None of the approaches listed above creates a central user directory. Instead, these solutions create many different “directories” – spreadsheets, scripts, and silo’d systems that ultimately translate into more work, heightened risk, and diminished control.
Before you bite the bullet and implement a central directory, remember that conventional directories have their challenges and limitations as well. Innovative companies have increasingly been opting for a modern solution to directory services – Directory-as-a-Service®, or DaaS.

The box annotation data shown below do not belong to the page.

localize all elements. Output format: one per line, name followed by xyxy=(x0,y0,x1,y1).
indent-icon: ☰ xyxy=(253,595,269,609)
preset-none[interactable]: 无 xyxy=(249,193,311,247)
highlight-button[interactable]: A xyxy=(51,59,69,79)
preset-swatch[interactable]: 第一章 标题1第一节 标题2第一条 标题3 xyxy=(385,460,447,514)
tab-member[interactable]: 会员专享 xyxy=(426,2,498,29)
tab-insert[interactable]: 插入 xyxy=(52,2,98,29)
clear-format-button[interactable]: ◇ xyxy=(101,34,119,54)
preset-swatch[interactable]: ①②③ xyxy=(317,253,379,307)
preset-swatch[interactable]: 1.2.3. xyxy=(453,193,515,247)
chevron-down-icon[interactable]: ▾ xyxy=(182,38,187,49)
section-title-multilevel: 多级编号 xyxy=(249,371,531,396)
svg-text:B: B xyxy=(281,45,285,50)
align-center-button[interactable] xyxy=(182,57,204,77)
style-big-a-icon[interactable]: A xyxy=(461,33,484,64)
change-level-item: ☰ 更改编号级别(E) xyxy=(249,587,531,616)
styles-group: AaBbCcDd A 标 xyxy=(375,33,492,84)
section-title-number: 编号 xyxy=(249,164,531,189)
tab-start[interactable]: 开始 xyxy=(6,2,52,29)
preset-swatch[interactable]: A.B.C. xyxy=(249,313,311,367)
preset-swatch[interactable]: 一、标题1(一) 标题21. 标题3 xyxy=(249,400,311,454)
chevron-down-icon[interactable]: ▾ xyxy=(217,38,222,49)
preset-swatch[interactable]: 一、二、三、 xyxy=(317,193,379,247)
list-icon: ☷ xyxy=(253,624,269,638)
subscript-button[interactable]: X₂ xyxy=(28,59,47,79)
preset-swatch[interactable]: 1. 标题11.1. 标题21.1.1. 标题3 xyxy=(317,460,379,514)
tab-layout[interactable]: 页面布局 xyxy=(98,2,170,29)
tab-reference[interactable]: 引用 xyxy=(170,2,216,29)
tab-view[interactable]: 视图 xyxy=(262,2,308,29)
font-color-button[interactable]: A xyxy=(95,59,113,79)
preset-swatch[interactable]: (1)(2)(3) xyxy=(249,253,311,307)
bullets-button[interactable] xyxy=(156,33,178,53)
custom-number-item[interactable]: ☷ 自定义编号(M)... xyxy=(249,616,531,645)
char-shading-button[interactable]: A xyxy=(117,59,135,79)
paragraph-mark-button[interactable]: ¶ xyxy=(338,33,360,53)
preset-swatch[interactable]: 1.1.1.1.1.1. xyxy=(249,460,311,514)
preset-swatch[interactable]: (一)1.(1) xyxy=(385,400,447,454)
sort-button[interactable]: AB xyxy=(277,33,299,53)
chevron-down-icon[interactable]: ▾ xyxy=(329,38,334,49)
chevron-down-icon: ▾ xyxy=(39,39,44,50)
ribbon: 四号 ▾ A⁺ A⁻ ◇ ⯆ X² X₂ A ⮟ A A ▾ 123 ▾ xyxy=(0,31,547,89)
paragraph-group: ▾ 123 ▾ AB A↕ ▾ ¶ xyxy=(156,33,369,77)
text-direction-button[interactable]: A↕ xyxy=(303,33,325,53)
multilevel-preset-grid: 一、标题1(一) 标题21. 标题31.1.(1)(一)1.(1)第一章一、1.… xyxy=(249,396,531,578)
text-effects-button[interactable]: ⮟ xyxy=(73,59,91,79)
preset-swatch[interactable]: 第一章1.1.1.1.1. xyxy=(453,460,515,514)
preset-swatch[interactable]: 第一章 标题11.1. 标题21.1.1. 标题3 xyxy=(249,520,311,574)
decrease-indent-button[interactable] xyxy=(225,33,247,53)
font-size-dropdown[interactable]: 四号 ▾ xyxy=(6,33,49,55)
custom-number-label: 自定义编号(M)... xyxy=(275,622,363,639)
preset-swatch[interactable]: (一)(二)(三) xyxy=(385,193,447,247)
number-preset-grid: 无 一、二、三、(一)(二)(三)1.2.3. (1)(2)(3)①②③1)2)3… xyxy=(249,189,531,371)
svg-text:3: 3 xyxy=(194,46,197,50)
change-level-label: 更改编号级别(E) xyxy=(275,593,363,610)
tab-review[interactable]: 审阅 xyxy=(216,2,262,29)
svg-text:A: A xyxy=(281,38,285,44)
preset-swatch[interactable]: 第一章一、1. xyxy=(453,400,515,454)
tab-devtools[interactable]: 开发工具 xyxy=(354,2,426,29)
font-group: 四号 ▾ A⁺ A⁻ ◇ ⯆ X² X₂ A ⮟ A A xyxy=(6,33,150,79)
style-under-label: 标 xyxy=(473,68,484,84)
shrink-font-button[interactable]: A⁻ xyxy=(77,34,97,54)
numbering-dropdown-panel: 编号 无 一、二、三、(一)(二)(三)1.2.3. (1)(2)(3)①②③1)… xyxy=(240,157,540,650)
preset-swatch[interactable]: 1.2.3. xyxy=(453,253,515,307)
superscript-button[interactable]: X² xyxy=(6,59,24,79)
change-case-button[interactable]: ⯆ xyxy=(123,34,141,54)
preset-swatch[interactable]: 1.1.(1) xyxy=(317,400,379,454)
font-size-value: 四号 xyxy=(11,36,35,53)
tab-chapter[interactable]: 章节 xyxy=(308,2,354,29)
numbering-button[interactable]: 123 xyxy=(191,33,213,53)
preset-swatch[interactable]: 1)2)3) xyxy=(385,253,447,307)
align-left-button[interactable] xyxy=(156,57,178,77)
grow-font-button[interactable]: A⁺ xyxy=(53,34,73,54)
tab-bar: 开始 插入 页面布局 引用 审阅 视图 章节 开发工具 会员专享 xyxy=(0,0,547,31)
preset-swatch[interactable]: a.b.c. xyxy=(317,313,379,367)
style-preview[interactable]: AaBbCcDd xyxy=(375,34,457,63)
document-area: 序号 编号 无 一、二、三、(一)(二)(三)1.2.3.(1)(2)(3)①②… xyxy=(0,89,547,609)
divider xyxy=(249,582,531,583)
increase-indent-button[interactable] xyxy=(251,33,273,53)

DaaS alleviates the challenges that organizations face with a directory. As a hosted directory service, IT admins don’t have to implement or manage an infrastructure. Backups, upgrades, security, networking, and maintenance are all taken care of by the service. This makes it great for small to medium sized enterprises who don’t want to invest a ton of time and expertise.
Unlike the other approaches listed above, DaaS can act as the central directory for nearly all IT resources. A wide variety of devices, applications, and cloud/Web infrastructure are included under that umbrella. This is thanks to DaaS’s multiple authentication protocols, including a device’s native authentication, LDAP, RADIUS, and SAML. The SaaS-based central directory can control desktops, laptops, and servers whether on-premises or in the cloud. Applications are covered too. Whether internal or web-based, the LDAP and SAML authentication also allows DaaS control over access to applications. In short, a DaaS solution supports the modern and ever-changing IT infrastructure.
You’re probably thinking, “This must be expensive.” But DaaS solutions are often more affordable than having it done in house. There is no additional staff and there are no separate hardware, software, and implementation costs. A good DaaS will scale with a company, so that they only pay for what they use. A simple, monthly subscription covers everything an organization needs for their directory services.